Before his 2010 masterpiece mea culpa, My Beautiful Dark Twisted Fantasy, Kanye West had a permanent set of diamonds fastened to his bottom teeth. You may have thought this was simply continuing the streak of antagonistic decadence that can be traced through the Nellys and the Puffs and the Pacs all the way back to rap’s beginnings. The academics might have rushed to paint is as an inversion of that very construct. But did you ever consider that one row of Kanye West’s teeth might be the portal into an alternate reality, one where The Trackmasters laced all of The Blueprint and where Birdman learned how to properly file sample clearance papers? Well, lunge for your floss, because Mikkey Halsted says that that may just be the case. Speaking to DJ Booth, the Chicago rapper (who had a hit with the Kanye-produced “Foolish Game” sheds some light on West’s monologue at the end of The College Dropout and, in the process, puts forth one of modern rap’s most tantalizing hypotheticals.
The short version is this: When Cash Money came through Chicago on tour near the turn of the century, some local heads put Baby on to Halsted, who at the time had one of the city’s most buzzed-about mixtapes. The New Orleans mogul extends an offer to sign West and his roster of artists, including Halsted and his younger sister, to Cash Money, to form the parent company’s Midwest arm. Kanye balked, feeling that Cash Money was “too street” and that he would fit better at Roc-A-Fella, but encouraged Mikkey to take the solo deal, under the assumption that the mixtape (and with it, a grip of Kanye’s beats) would form the basis of his debut album. Halsted signed, but when he arrived in Louisiana, Birdman pulled a bait-and-switch, claiming he didn’t want to clear Kanye’s samples and that the whole album would have to be re-made.

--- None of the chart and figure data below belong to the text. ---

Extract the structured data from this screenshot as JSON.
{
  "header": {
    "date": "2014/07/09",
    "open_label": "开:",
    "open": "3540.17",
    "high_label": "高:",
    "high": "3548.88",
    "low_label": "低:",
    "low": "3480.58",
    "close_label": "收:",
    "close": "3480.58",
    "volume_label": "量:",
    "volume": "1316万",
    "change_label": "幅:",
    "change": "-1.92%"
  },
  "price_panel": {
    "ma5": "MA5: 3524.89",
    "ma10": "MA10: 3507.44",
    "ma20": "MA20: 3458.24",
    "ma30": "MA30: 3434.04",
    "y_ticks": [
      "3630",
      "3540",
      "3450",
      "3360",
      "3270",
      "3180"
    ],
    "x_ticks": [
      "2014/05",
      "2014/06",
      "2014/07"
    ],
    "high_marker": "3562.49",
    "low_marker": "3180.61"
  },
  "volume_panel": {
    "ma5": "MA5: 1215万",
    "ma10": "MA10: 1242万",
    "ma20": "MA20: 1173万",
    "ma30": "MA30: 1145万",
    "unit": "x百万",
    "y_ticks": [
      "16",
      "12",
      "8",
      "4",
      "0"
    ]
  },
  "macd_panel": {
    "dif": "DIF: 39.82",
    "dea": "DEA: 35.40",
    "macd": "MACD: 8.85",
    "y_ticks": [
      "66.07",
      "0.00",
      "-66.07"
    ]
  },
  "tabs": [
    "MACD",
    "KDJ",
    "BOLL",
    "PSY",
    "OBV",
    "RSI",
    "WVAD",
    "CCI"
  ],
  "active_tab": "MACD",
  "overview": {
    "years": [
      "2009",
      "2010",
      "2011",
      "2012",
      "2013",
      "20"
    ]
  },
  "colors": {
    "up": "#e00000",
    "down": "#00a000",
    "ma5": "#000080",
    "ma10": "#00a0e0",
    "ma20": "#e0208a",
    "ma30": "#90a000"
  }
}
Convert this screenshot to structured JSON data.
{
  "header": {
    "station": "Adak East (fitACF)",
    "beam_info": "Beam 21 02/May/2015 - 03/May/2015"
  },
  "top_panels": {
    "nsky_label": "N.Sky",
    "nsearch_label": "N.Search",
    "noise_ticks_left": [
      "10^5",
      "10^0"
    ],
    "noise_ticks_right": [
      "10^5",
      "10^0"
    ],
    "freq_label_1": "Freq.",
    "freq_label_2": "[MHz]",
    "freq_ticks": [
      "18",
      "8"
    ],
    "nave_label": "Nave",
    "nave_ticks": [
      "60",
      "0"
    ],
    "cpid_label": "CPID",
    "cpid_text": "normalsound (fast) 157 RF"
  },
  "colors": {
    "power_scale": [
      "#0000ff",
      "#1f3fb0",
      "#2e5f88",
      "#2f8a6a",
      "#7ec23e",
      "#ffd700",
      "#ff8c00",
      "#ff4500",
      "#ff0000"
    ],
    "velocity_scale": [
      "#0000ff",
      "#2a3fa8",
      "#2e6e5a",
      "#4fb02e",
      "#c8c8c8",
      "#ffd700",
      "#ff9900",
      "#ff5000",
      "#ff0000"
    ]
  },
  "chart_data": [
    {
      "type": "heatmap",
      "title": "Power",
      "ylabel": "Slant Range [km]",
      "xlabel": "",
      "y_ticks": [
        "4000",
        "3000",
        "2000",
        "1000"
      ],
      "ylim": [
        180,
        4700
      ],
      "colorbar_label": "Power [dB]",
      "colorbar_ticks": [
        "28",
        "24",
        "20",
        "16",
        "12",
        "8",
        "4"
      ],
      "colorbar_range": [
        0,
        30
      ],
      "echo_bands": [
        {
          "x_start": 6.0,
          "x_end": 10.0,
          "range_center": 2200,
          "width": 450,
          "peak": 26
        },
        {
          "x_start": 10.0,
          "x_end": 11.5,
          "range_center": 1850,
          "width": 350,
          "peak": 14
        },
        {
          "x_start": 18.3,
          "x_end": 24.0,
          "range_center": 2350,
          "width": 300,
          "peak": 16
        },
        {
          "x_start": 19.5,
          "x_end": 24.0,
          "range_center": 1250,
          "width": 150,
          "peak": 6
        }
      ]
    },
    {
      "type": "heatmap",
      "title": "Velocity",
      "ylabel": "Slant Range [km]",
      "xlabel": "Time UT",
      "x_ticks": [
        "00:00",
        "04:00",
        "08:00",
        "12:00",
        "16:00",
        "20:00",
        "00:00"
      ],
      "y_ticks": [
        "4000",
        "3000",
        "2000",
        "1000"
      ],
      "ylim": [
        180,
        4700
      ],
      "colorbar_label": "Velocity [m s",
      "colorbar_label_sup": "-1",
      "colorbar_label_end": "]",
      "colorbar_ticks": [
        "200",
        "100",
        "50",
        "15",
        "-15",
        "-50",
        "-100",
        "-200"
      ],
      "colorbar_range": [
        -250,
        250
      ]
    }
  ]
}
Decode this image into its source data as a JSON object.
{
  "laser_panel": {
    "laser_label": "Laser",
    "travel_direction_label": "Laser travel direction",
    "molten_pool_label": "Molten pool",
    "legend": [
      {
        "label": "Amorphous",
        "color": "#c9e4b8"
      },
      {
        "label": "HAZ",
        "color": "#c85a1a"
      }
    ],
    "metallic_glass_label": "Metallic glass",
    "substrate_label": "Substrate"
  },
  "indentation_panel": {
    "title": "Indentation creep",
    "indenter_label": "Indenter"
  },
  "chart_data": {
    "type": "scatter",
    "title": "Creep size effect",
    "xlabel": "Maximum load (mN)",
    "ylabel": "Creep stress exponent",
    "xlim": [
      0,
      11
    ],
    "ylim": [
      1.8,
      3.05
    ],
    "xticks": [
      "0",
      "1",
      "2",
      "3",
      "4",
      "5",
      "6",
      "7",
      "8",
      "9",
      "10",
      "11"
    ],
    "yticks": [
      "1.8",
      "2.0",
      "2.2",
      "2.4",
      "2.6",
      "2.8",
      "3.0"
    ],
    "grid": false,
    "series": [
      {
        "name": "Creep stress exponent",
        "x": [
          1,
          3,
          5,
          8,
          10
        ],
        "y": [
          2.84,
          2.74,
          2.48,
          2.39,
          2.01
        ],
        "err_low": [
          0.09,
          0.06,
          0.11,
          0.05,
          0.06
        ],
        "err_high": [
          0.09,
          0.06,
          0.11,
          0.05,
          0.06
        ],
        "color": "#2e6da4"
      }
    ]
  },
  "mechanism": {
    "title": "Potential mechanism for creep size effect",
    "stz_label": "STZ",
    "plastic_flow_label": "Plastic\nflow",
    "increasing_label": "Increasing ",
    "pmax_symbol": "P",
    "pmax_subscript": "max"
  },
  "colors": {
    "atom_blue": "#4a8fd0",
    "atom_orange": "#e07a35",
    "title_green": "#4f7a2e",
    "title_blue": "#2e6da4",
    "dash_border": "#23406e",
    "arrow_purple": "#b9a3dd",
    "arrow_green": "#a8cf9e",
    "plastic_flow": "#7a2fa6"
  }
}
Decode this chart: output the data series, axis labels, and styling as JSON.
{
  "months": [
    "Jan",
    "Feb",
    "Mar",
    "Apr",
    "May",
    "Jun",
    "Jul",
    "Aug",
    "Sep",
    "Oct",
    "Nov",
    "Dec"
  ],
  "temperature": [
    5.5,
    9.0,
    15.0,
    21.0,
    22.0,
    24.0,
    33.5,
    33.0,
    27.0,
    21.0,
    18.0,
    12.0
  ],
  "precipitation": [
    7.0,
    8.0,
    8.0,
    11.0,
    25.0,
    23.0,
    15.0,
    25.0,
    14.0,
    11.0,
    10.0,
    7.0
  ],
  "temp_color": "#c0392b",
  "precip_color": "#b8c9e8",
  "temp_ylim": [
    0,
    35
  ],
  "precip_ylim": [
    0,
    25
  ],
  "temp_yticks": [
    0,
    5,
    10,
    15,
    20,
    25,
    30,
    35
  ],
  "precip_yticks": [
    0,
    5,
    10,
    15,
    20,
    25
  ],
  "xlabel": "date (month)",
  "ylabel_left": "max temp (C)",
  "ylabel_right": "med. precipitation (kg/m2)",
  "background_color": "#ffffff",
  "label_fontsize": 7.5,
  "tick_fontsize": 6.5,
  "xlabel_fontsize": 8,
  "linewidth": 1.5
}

According to Halsted’s account, he threatened to quit on the spot, out of loyalty to West–who stood to make money on the beats he had produced for Mikkey on spec. Baby eventually relented (sort of), flying in West to track out a half-dozen beats. In any event, the ordeal was summed up in less-than-specific terms on “Last Call“: “One of my homies that was one of my artists, he got signed. But it was supposed to really go through my production company, but he ended up going straight with the company. So like, I’m just straight holding the phone, getting the bad news that dude was trying to leave my company.”